Ceci suppose que l'accroissement des crédits d'engagements communautaires ne soit pas systématique et que des clauses automatiques d'ajustement aux réalités économiques et financières soient définies. Un tel aménagement reviendrait à adapter la programmation financière communautaire à des indicateurs économiques et financiers réalistes dont dépendrait le niveau de la programmation.

II. LA PROPOSITION DE RÉVISION MANIFESTE DES ERREMENTS FINANCIERS DE L'UNION EUROPÉENNE

La conformité de la proposition de la Commission à l'esprit et même à la lettre de l'accord interinstitutionnel de 1993 est douteuse

Mais, avant de le montrer, il convient de mettre en évidence que les motifs avancés par la Commission illustrent quelques uns des défauts structurels de la gestion des finances publiques européennes.

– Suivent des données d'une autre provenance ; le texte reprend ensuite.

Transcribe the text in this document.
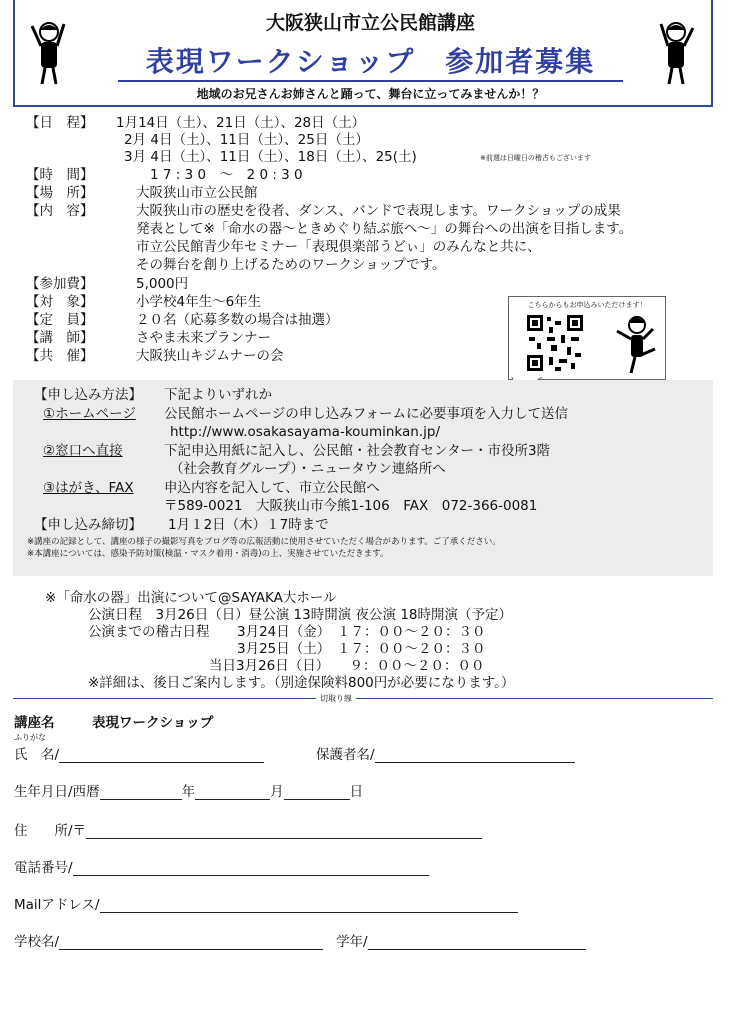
大阪狭山市立公民館講座
表現ワークショップ　参加者募集
地域のお兄さんお姉さんと踊って、舞台に立ってみませんか！？
【日　程】 1月14日（土）、21日（土）、28日（土）
2月 4日（土）、11日（土）、25日（土）
3月 4日（土）、11日（土）、18日（土）、25(土)	※前週は日曜日の稽古もございます
【時　間】	1 7 : 3 0　～　2 0 : 3 0
【場　所】	大阪狭山市立公民館
【内　容】	大阪狭山市の歴史を役者、ダンス、バンドで表現します。ワークショップの成果
発表として※「命水の器～ときめぐり結ぶ旅へ～」の舞台への出演を目指します。
市立公民館青少年セミナー「表現倶楽部うどぃ」のみんなと共に、
その舞台を創り上げるためのワークショップです。
【参加費】	5,000円
【対　象】	小学校4年生～6年生
【定　員】	２０名（応募多数の場合は抽選）
【講　師】	さやま未来プランナー
【共　催】	大阪狭山キジムナーの会
こちらからもお申込みいただけます！
【申し込み方法】 下記よりいずれか
①ホームページ 公民館ホームページの申し込みフォームに必要事項を入力して送信
http://www.osakasayama-kouminkan.jp/
②窓口へ直接	下記申込用紙に記入し、公民館・社会教育センター・市役所3階
（社会教育グループ）・ニュータウン連絡所へ
③はがき、FAX 申込内容を記入して、市立公民館へ
〒589-0021　大阪狭山市今熊1-106　FAX　072-366-0081
【申し込み締切】 1月１2日（木）１7時まで
※講座の記録として、講座の様子の撮影写真をブログ等の広報活動に使用させていただく場合があります。ご了承ください。
※本講座については、感染予防対策(検温・マスク着用・消毒)の上、実施させていただきます。
※「命水の器」出演について@SAYAKA大ホール
公演日程　3月26日（日）昼公演 13時開演 夜公演 18時開演（予定）
公演までの稽古日程 3月24日（金）　１７：００～２０：３０
3月25日（土）　１７：００～２０：３０
当日3月26日（日）　　９：００～２０：００
※詳細は、後日ご案内します。（別途保険料800円が必要になります。）
切取り線
講座名	表現ワークショップ
ふりがな
氏　名/	保護者名/
生年月日/西暦	年	月	日
住　　所/〒
電話番号/
Mailアドレス/
学校名/	学年/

A. L'ILLUSTRATION DES DÉFAUTS STRUCTURELS DE LA GESTION DES FINANCES PUBLIQUES EUROPÉENNES

a) Une gestion des finances publiques indifférente aux réalités économiques

Fondamentalement, et même si la Commission se garde de l'exprimer explicitement, la proposition examinée vise à dégager des financements pour des programmes conçus sur la base d'une croissance escomptée supérieure à la croissance réalisée.

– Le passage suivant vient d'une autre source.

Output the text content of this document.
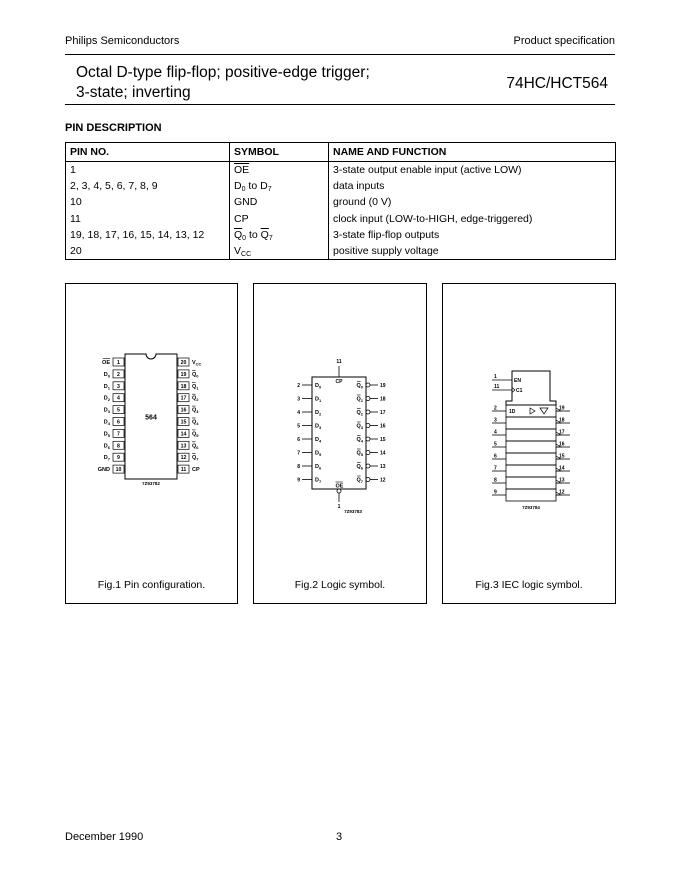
Philips Semiconductors	Product specification
Octal D-type flip-flop; positive-edge trigger;
3-state; inverting
74HC/HCT564
PIN DESCRIPTION
PIN NO.	SYMBOL	NAME AND FUNCTION
1	$\overline{OE}$	3-state output enable input (active LOW)
2, 3, 4, 5, 6, 7, 8, 9	$D_0$ to $D_7$	data inputs
10	GND	ground (0 V)
11	CP	clock input (LOW-to-HIGH, edge-triggered)
19, 18, 17, 16, 15, 14, 13, 12	$\overline{Q}_0$ to $\overline{Q}_7$	3-state flip-flop outputs
20	$V_{CC}$	positive supply voltage
564
1
OE
2
$D_0$
3
$D_1$
4
$D_2$
5
$D_3$
6
$D_4$
7
$D_5$
8
$D_6$
9
$D_7$
10
GND
20 $V_{CC}$
19 $Q_0$
18 $Q_1$
17 $Q_2$
16 $Q_3$
15 $Q_4$
14 $Q_5$
13 $Q_6$
12 $Q_7$
11 CP
7Z93782
Fig.1 Pin configuration.
11
CP
OE
1
2	$D_0$
3	$D_1$
4	$D_2$
5	$D_3$
6	$D_4$
7	$D_5$
8	$D_6$
9	$D_7$
19
$Q_0$
18
$Q_1$
17
$Q_2$
16
$Q_3$
15
$Q_4$
14
$Q_5$
13
$Q_6$
12
$Q_7$
7Z93783
Fig.2 Logic symbol.
1
EN
11
C1
2	19
3	18
4	17
5	16
6	15
7	14
8	13
9	12
1D
7Z93784
Fig.3 IEC logic symbol.
December 1990	3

Votre commission a eu l'occasion à plusieurs reprises de dénoncer le caractère normatif des perspectives économiques des différents rapports économiques annuels de la Commission.

Le rapport économique pour 1996 fournit une justification supplémentaire aux observations de notre commission puisqu'il fait état d'une croissance de 2,8 pour notre pays en 1995 contre 2,1 % réalisé. Il est vrai que, peut-être sensible aux observations des différents États-membres, la commission s'abstient de préciser ses perspectives pour 1996. Cependant, "casser le thermomètre ne revient pas à supprimer la fièvre" qui continue d'habiter les perspectives économiques sous-jacentes aux choix budgétaires communautaires, si l'on en croit d'autres documents élaborés par des fonctionnaires de la Commission.

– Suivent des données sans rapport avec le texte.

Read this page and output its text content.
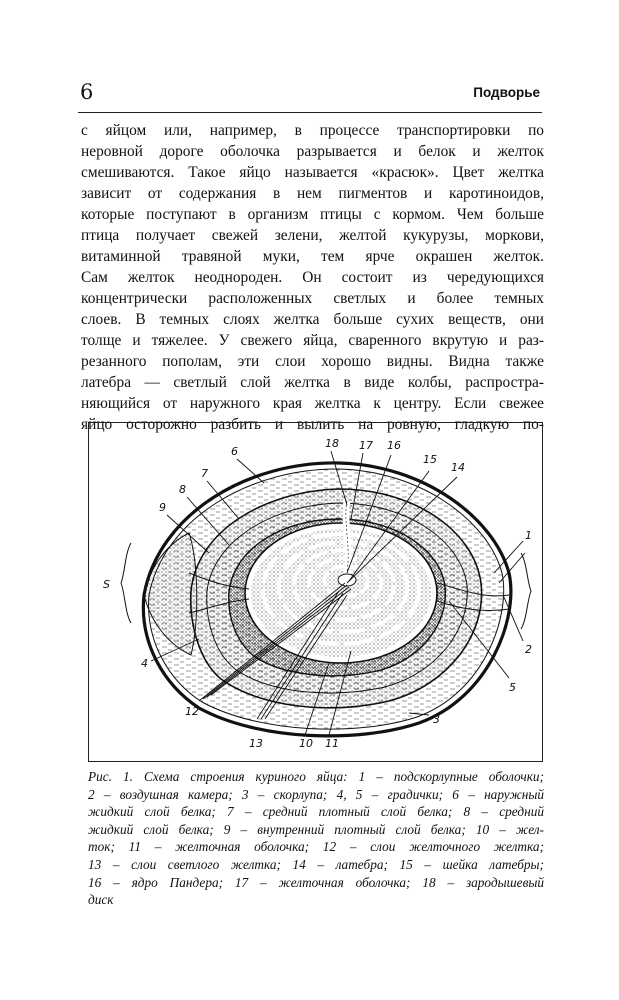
6	Подворье
с яйцом или, например, в процессе транспортировки по
неровной дороге оболочка разрывается и белок и желток
смешиваются. Такое яйцо называется «красюк». Цвет желтка
зависит от содержания в нем пигментов и каротиноидов,
которые поступают в организм птицы с кормом. Чем больше
птица получает свежей зелени, желтой кукурузы, моркови,
витаминной травяной муки, тем ярче окрашен желток.
Сам желток неоднороден. Он состоит из чередующихся
концентрически расположенных светлых и более темных
слоев. В темных слоях желтка больше сухих веществ, они
толще и тяжелее. У свежего яйца, сваренного вкрутую и раз-
резанного пополам, эти слои хорошо видны. Видна также
латебра — светлый слой желтка в виде колбы, распростра-
няющийся от наружного края желтка к центру. Если свежее
яйцо осторожно разбить и вылить на ровную, гладкую по-
S
1
2
3
4
5
6
7
8
9
10 11
12
13
14
15
16
17
18
Рис. 1. Схема строения куриного яйца: 1 – подскорлупные оболочки;
2 – воздушная камера; 3 – скорлупа; 4, 5 – градички; 6 – наружный
жидкий слой белка; 7 – средний плотный слой белка; 8 – средний
жидкий слой белка; 9 – внутренний плотный слой белка; 10 – жел-
ток; 11 – желточная оболочка; 12 – слои желточного желтка;
13 – слои светлого желтка; 14 – латебра; 15 – шейка латебры;
16 – ядро Пандера; 17 – желточная оболочка; 18 – зародышевый
диск
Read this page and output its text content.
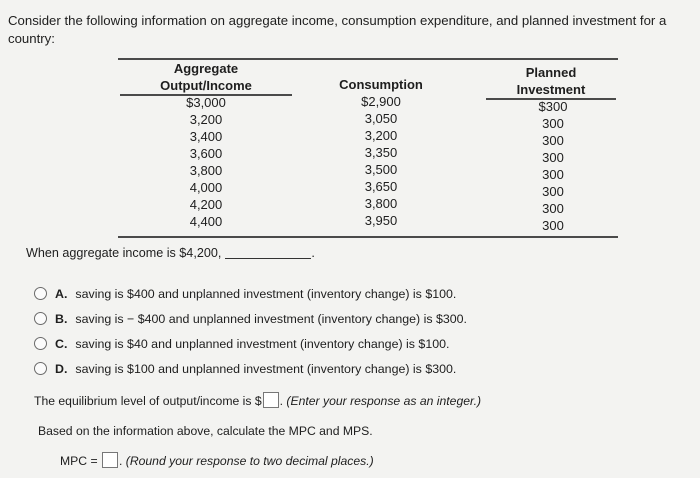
Consider the following information on aggregate income, consumption expenditure, and planned investment for a country:
Aggregate
Output/Income
$3,000
3,200
3,400
3,600
3,800
4,000
4,200
4,400
Consumption
$2,900
3,050
3,200
3,350
3,500
3,650
3,800
3,950
Planned
Investment
$300
300
300
300
300
300
300
300
When aggregate income is $4,200,	.
A. saving is $400 and unplanned investment (inventory change) is $100.
B. saving is − $400 and unplanned investment (inventory change) is $300.
C. saving is $40 and unplanned investment (inventory change) is $100.
D. saving is $100 and unplanned investment (inventory change) is $300.
The equilibrium level of output/income is $ . (Enter your response as an integer.)
Based on the information above, calculate the MPC and MPS.
MPC = . (Round your response to two decimal places.)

En toute hypothèse, le "calibrage" financier de nombre de programmes communautaires ayant surestimé la croissance du PIB, il apparaît que les adaptations techniques des perspectives financières ne suffisent pas à en assurer le financement.

Plutôt que de constater ce défaut de prévision et d'adapter les programmes en conséquence, la Commission se livre à une révision des perspectives financières destinée à s'affranchir de réalités économiques moins favorables qu'estimé.

Cette façon de faire n'est pas acceptable.

b) Une programmation financière peu réaliste

L'un des arguments avancés par la Commission au soutien de sa proposition consiste à faire valoir que la sous-exécution de certains crédits communautaires dégagerait des marges de manoeuvre dont la mobilisation serait utile aux financements d'autres programmes.

Cet argument résonne comme un aveu d'impuissance à gérer convenablement les fonds communautaires. Pis encore, il remet en question la pertinence même de la conception de nombre de politiques communautaires.

* 2 Proposition de résolution n° 2802 du 22 mai 1996, présentée par M. Robert Pandraud.